Digital design workspace showing potted plant icons and three mobile app screens for a plant care app called Angie's garden.
Planning Animations
I moved into Rive and built each plant with an idle animation with mesh warping (for actual projects, this should be built in individual elements to make the animation smoother).

Once the plants were done, I recreated the entire “planting sequence” with Rive, so each animation could be triggered independently, and I went ahead and made the splash screen.
Setting up the State Machine
I included logic that will trigger how and when each animation will play - keeping one main Rive art-board as the start that for all animations to run through.
Bringing Everything Together
To make testing smooth, I built the prototype in Swift so I could instantly test it on my ✨iPhone✨.

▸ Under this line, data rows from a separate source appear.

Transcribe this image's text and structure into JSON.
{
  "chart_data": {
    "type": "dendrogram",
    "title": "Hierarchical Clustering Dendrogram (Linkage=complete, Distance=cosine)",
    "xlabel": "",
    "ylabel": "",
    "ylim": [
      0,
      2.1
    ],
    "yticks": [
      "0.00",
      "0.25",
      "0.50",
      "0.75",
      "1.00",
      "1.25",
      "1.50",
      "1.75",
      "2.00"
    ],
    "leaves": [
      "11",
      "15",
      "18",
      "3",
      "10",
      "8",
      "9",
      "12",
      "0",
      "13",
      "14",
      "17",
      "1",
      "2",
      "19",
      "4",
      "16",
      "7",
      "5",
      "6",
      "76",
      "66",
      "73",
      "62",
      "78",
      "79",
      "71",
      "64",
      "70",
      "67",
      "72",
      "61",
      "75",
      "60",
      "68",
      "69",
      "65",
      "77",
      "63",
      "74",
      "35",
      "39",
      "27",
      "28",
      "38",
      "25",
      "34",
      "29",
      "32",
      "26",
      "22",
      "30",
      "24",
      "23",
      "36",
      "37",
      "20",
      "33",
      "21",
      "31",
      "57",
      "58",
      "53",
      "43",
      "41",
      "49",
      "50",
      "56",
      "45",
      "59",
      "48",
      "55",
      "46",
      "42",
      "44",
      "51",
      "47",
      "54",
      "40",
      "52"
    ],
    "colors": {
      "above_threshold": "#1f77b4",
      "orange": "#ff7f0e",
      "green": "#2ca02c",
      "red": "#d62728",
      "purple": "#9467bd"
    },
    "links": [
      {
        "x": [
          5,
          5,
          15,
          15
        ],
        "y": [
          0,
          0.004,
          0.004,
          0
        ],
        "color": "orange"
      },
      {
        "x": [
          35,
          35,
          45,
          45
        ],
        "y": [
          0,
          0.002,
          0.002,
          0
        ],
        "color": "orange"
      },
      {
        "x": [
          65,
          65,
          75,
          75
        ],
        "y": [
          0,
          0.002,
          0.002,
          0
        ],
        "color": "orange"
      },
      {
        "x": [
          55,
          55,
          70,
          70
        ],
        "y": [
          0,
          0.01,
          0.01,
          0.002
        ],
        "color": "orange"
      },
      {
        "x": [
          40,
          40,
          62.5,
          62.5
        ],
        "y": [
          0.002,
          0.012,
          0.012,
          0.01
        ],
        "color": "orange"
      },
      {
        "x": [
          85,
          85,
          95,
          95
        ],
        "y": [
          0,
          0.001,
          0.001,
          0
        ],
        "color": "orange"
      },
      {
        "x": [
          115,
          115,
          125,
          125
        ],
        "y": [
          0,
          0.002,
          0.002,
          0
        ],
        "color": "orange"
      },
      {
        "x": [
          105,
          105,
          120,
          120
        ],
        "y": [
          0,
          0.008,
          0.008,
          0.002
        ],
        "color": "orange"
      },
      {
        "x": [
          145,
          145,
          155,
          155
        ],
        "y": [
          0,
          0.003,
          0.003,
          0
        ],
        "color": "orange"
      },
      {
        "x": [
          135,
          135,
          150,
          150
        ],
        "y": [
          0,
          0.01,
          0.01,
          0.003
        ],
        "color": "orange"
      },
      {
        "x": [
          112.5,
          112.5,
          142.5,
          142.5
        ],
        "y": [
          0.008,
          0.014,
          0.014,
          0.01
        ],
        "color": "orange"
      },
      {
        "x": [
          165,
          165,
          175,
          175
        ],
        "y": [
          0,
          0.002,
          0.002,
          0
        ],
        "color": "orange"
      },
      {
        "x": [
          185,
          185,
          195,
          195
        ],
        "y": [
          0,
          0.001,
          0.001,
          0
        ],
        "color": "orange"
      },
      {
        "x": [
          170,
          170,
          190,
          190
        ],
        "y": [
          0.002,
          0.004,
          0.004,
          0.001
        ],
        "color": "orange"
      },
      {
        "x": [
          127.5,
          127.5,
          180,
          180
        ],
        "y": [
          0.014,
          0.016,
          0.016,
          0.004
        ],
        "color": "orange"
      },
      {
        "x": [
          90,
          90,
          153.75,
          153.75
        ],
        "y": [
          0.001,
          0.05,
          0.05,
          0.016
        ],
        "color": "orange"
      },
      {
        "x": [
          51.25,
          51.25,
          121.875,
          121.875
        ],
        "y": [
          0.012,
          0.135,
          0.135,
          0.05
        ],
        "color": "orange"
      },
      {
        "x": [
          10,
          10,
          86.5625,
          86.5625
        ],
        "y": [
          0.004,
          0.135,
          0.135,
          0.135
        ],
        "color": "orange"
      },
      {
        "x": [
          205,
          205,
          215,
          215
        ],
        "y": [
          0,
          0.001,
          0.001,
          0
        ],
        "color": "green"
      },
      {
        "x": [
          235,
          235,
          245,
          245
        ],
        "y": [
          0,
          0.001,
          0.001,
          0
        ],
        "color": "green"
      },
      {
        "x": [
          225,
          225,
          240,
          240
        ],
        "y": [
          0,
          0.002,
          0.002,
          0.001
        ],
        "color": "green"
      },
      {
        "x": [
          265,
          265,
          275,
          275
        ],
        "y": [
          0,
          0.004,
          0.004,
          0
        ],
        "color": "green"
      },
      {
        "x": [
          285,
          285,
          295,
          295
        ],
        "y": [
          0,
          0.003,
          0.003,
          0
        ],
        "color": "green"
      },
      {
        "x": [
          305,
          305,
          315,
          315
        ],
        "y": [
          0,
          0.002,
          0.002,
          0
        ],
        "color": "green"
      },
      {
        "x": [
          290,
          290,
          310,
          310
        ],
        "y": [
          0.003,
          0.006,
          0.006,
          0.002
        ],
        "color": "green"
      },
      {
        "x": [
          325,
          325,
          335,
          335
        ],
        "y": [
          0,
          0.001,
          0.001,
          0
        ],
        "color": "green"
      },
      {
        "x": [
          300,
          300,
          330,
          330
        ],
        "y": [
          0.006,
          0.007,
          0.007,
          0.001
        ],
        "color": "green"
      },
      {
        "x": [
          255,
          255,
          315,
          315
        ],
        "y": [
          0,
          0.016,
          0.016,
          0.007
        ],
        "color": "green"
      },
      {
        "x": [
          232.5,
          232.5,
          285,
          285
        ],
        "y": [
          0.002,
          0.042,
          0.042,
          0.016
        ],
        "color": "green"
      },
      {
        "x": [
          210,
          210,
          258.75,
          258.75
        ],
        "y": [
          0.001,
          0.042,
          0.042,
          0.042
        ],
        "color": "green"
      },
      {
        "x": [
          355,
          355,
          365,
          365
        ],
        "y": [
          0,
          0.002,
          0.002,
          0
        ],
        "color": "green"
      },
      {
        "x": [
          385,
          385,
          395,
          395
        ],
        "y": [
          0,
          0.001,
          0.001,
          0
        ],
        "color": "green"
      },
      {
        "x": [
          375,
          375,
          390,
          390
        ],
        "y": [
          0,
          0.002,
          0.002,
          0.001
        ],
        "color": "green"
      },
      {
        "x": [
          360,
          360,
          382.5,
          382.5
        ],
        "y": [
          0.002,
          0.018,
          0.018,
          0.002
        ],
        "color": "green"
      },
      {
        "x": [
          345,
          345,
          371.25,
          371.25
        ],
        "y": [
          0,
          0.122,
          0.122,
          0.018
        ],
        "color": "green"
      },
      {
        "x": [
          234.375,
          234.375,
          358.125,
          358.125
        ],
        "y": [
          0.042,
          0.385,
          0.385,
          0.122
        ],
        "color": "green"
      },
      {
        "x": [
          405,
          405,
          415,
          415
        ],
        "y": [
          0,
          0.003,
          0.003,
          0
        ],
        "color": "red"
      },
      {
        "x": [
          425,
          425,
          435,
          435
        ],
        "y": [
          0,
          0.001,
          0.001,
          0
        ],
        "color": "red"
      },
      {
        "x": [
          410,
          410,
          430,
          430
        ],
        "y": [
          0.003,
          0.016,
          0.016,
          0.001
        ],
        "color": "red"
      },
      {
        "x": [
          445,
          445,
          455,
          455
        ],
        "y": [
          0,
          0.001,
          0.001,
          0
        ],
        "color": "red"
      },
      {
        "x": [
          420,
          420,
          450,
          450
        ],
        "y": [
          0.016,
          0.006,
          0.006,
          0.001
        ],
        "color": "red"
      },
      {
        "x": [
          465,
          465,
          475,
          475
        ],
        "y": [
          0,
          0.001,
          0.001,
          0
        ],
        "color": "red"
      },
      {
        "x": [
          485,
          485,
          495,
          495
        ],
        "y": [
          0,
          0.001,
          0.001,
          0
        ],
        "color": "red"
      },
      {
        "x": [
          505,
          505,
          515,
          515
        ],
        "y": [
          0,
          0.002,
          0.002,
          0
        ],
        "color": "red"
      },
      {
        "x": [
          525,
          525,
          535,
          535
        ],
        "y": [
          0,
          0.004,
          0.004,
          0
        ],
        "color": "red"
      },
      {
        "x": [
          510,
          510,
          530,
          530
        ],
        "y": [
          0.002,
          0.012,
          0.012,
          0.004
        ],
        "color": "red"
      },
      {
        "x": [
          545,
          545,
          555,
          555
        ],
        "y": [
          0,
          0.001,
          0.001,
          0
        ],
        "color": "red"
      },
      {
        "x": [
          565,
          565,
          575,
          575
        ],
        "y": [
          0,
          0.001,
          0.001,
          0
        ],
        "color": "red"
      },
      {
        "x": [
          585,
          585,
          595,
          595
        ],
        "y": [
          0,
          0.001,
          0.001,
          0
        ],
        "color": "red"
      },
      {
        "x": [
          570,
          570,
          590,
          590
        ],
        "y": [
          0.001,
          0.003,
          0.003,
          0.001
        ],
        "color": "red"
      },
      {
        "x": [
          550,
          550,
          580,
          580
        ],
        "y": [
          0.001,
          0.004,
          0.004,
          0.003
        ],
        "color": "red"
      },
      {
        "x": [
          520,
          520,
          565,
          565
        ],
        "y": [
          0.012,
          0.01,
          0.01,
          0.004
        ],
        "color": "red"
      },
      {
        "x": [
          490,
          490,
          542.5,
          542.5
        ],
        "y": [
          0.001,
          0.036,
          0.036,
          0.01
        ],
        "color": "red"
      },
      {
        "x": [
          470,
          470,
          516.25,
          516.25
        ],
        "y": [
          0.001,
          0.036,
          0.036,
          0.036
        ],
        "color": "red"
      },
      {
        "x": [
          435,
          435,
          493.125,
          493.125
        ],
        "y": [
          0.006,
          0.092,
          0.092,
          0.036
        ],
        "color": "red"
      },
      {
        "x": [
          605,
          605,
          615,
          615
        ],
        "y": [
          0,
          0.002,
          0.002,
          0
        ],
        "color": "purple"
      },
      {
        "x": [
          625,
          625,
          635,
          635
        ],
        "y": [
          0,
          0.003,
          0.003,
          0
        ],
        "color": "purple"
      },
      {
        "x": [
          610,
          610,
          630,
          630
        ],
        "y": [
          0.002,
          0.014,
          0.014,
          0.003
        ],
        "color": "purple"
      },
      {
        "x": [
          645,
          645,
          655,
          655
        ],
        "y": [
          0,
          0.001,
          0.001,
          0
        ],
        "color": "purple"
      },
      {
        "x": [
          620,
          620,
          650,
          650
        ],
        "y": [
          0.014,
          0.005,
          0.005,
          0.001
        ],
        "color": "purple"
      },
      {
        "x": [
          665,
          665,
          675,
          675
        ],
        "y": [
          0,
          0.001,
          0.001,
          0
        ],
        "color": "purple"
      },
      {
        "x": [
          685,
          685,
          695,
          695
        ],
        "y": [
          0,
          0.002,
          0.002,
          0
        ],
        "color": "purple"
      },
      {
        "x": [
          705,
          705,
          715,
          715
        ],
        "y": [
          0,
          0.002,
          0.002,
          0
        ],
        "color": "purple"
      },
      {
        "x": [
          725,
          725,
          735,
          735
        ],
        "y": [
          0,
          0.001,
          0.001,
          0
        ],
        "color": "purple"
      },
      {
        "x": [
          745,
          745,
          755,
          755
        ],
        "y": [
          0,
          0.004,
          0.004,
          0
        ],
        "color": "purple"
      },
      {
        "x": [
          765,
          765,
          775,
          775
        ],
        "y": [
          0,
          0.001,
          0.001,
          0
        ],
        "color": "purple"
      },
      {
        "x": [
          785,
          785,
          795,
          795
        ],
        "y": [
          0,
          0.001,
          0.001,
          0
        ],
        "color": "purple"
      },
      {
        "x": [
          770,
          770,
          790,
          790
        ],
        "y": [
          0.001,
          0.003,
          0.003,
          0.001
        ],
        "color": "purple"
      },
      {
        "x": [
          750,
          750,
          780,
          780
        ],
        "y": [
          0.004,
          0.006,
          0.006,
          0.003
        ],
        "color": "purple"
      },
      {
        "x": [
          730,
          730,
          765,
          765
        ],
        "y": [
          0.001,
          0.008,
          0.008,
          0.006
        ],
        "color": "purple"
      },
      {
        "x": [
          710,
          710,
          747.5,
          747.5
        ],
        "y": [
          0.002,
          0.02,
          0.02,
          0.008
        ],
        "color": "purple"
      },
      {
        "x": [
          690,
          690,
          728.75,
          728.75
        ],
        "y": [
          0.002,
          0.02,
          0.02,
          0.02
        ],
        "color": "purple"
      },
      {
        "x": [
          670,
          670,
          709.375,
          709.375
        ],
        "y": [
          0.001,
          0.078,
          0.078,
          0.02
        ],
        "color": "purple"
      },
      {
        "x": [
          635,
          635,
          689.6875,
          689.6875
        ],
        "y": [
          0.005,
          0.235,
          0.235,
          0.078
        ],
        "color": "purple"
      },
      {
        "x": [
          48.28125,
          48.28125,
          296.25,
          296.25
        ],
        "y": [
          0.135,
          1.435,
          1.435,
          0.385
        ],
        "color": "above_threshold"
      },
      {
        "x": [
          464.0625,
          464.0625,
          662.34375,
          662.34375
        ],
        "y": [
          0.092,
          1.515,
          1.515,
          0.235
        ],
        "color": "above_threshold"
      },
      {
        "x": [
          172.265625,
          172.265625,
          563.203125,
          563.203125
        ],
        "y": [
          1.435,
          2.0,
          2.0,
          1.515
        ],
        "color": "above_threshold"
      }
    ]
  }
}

With the help of Anti-Gravity, I recreated the entire UI in Swift using the Figma screens as references. The layout came together fast. After that I hooked up the animation triggers to the interactions.
Test 2
Using Rive to Give Motion to Web
Helping some boxes stand out
This started as a pretty standard request:
“Can we have a bento-style section that explains a few key things?”

And yes, I could have shipped a normal grid with icons and called it a day.

But I wanted it to feel more alive. Subtle motion, little moments, the kind of thing that quietly holds attention without screaming for it.
Figuring Out What the Bento Needs to Say
Before I drew anything, I nailed down the content.

Each bento card needed a clear purpose. This part sounds boring, but it saves you later. because you’re not designing “vibes,” you’re designing meaning.
Webpage section titled 'Comprehensive Solutions for Your Digital Needs' with descriptions of services: Data integration and analytics, Custom application development, Virtual CIO/IT leadership, and Compliance expertise, each in separate boxes with placeholder images.
Trying the Illustration Styles on Figma
Next, I explored different illustration styles on Figma. Here I tested,
- Illustration complexity (too much looks busy, too little looks unfinished)
- Line thickness/stroke style
- How it reads on different breakpoints

- Consistancy
(each card should be unique, but still look like it's from one family)Once I landed the final look, I built the bento components cleanly on Figma, so they’re easy to reproduce on Rive. This mainly includes being very miindful of the shadows and other style elements.
Three stylized data integration and analytics diagrams with flow lines and icons, showing two incorrect examples marked with red X and one correct example marked with green check.
Rebuilding It on Rive
Then came the fun part: bringing the illustrations alive on Rive. At this stage, the goal wasn’t to make it look like a cartoon. It was to make it feel responsive and premium.

So the animation choices were subtle:
- Small loops
- Gentle movements
- Little “breathing” motions
Shipping It to the Website
Once the animation was ready, I exported it and hooked it into the site.

The win here is, I didn’t have to rebuild the animation with CSS or Webflow interactions.
Rive handled the motion, Webflow handled the layout - everyone stayed in their lane.
Next Steps
So far, most of my Rive work is focused on interaction, delight, and visual clarity. The next step is pushing that same motion language into places where things get… complicated.
Animation don't have to be loud to be powerful.

My goal moving forward is to make motion feel useful, not just impressive, especially in products that people  use all day. If the past projects were about learning what’s possible, the next ones are about learning what’s practical.